The girls learned to swim and dive, in those days, at the Thorndon Sea Baths, below the Quay, where they were taken three times a week. For years they remembered the seaweedy odour, the gritty marmalade sandwiches which they devoured afterward, and the lemonade they drank while the elders drank tea.
There were games: tennis on the hard court at No. 75; and, while they lived there — billiards.
“… Billiards…. It’s a fascinating game. I remember learning to hold a cue at Sir Joseph Ward’s, and I can see now R.’s super refinement as if she expected each ball to be stamped with a coronet before she would deign to hit it.”
There were a few parties, usually for tea, but an occasional one in the evening when they were “invited out,” and brought “slippers in a satin bag.” Sometimes there were dances of the kind authorised then:
“Somewhere quite near someone is playing very old-fashioned dance tunes on a cheap piano, things like the Lancers, you know. Some minute part of me not only dances to them but goes faithfully through Ladies in the Centre, Visiting, Set to Corners, and I can even feel the sensation of clasping warm young hands in white silk gloves, and shrinking from Maggie Owen’s hand in Ladies’ Chain because she wore no gloves at all.”
After they had moved back to town, Mr. Beauchamp bought the country place at Day’s Bay, near Mirimar, for the children’s long holidays.
There was no road around the edge of the Harbour then; the only way to reach the Bay was by The Duke or The Duchess, sailing across Lambton Harbour. Often the girls held each other’s heads for that rough half hour. Day’s Bay was a quiet place, a paradise for children. Zoe was at a cottage near the Beauchamps’ and the Walter Nathans were not far away; but except for a pavilion occasionally open for entertainment, these few families had the Bay to themselves. Kass and Marion spent their December summer holidays there. To the Canadian child, this semi-tropical life was filled with surprise :
“When we weren’t paddling in the sea, we were digging sand castles with marvellous moats and draw- bridges. Zoe initiated us into the joys of shrimping in the rock pools; and we loved seeing shrimps back, in their silly way, into the nets. We thought it cruel to have them plunged into boiling water alive, but the assurance that they were killed instantly, and the lovely salmony pink colour they turned to from a dull greenish grey, compensated us for the boiling process. From delving in the rock pools, we evolved the idea of rock pool gardens; each selecting a pool, we collected seaweed, pearly shells, coloured stones, sea anemones and star fish. I vaguely remember Christmas at the Bay. I gave Kass a thimble in a green plush case, and felt at the time that she would have much preferred a book. To Jeanne I gave a pink and white dolls’ teapot, which she still talks about. ‘Chummie’ had a toy dancing bear, and that is all I remember except a present that I received of a large mauve box of chocolate almonds with a pair of gilt tongs on top. It was my first real box of sweets — from a friend of my father — and Kass and I were both quite overcome by such magnificence.”
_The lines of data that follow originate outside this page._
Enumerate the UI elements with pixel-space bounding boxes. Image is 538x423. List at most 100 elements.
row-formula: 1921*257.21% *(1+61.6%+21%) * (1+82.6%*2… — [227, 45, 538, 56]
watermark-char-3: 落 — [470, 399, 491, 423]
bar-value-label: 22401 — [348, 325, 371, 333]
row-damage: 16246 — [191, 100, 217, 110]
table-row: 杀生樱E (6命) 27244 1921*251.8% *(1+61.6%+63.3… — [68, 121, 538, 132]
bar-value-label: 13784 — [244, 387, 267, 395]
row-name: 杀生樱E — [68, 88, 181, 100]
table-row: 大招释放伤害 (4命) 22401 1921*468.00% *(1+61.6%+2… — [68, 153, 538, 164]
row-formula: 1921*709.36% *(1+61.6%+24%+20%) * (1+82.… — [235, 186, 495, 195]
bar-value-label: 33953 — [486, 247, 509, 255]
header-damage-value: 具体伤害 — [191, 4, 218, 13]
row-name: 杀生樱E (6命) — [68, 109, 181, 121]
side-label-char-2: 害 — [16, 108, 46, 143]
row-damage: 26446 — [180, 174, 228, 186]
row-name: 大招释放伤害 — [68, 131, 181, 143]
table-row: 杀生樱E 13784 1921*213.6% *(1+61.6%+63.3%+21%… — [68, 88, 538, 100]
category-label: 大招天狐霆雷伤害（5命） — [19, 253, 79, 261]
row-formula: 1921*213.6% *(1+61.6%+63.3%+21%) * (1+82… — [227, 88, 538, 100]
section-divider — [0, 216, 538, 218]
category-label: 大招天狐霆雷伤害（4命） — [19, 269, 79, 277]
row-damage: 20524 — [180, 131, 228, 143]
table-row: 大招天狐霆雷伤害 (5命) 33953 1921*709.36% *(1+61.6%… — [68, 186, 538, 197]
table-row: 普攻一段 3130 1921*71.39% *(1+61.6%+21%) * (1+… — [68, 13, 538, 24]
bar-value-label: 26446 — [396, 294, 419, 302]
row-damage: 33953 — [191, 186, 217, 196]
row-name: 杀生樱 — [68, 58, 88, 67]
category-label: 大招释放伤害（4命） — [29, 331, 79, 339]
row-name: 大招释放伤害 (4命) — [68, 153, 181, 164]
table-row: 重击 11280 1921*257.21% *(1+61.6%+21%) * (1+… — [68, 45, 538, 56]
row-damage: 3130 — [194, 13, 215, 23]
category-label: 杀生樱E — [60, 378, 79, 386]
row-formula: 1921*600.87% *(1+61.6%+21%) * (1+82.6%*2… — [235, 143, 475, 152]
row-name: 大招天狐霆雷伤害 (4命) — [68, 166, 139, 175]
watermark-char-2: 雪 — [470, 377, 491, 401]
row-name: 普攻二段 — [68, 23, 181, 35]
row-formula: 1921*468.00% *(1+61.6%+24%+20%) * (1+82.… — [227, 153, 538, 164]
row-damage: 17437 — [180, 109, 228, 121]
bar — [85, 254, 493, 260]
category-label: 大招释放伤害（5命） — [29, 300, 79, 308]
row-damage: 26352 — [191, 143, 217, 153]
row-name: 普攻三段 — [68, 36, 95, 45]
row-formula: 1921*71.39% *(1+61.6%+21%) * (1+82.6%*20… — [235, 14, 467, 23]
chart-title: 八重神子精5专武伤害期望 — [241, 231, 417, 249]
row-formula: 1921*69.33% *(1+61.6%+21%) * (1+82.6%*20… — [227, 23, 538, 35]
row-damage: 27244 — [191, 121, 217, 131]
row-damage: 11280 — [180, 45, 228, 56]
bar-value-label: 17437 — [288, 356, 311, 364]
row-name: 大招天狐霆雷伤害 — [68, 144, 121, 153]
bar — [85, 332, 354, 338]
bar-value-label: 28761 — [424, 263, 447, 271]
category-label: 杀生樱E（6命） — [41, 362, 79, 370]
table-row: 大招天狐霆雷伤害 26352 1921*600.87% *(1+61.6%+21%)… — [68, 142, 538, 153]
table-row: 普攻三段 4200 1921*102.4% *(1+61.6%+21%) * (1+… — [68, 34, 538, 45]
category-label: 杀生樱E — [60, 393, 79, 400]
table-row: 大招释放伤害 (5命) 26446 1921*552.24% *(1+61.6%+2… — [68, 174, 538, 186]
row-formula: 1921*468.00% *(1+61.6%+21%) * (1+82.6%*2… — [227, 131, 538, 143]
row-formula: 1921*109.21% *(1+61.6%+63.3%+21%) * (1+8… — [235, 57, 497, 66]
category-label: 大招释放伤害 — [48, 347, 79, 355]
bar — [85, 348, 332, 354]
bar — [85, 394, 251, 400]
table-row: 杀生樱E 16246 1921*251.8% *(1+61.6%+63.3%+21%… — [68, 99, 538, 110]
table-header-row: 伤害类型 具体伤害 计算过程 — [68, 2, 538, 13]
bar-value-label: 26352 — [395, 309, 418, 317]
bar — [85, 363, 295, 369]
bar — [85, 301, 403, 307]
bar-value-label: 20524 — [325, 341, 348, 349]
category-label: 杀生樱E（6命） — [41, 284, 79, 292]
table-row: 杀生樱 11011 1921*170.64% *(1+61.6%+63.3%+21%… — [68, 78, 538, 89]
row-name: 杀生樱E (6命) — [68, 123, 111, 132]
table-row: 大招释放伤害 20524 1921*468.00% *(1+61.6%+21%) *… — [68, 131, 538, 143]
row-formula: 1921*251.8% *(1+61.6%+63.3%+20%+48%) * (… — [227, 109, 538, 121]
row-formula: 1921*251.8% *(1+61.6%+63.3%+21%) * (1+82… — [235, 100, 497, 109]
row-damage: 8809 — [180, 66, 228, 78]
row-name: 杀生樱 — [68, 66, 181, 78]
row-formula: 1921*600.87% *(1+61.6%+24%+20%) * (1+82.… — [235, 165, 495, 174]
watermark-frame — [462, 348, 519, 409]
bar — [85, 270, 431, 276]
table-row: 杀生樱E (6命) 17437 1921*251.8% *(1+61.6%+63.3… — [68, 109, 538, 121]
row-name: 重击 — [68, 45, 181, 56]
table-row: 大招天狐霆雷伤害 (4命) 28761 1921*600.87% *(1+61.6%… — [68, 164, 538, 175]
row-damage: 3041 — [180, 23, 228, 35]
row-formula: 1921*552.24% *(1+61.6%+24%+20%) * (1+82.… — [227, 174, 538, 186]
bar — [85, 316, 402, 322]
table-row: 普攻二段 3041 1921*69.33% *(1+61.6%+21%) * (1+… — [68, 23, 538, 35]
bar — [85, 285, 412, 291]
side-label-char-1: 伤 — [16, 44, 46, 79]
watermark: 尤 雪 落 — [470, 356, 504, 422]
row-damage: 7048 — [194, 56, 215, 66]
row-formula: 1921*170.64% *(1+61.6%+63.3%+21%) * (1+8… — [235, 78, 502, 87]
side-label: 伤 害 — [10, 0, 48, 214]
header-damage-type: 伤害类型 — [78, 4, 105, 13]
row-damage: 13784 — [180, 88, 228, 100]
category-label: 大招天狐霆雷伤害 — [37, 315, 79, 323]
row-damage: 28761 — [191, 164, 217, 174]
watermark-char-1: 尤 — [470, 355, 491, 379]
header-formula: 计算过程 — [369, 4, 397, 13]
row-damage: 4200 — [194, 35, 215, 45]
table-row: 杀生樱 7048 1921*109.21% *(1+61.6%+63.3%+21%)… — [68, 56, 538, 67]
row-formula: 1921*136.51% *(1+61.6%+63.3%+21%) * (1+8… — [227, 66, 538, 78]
The quietness of Day’s Bay became, for Katherine Mansfield, a standard of stillness. It was only of the heightened sense of absolute stillness produced by isolation and illness and “a sky like lead” that she could say it was “much quieter than Day’s Bay.” That meant a superhuman, or even an inhuman stillness — the quietness that descends upon one who has drifted out of life itself. The quietness of Day’s Bay represented a perfection of human stillness, friendly and benign. It was of Day’s Bay and her summers there that she was thinking when, in a mood of happiness in a Paris spring, — when, as she walked,”the air just lifts enough to blow on your cheeks. Ah, how delicious that is!” — she tried to make a present of her happiness to a friend.
“There is a wharf not far from here where the sand barges unload. Do you know the smell of wet sand? Does it make you think of going down to the beach in the evening light after a rainy day and gathering the damp driftwood (it will dry on the top of the stove) and picking up for a moment the long branches of seaweed that the waves have tossed and listening to gulls who stand reflected in the gleaming sand, and just fly a little way off as you come and then — settle again?”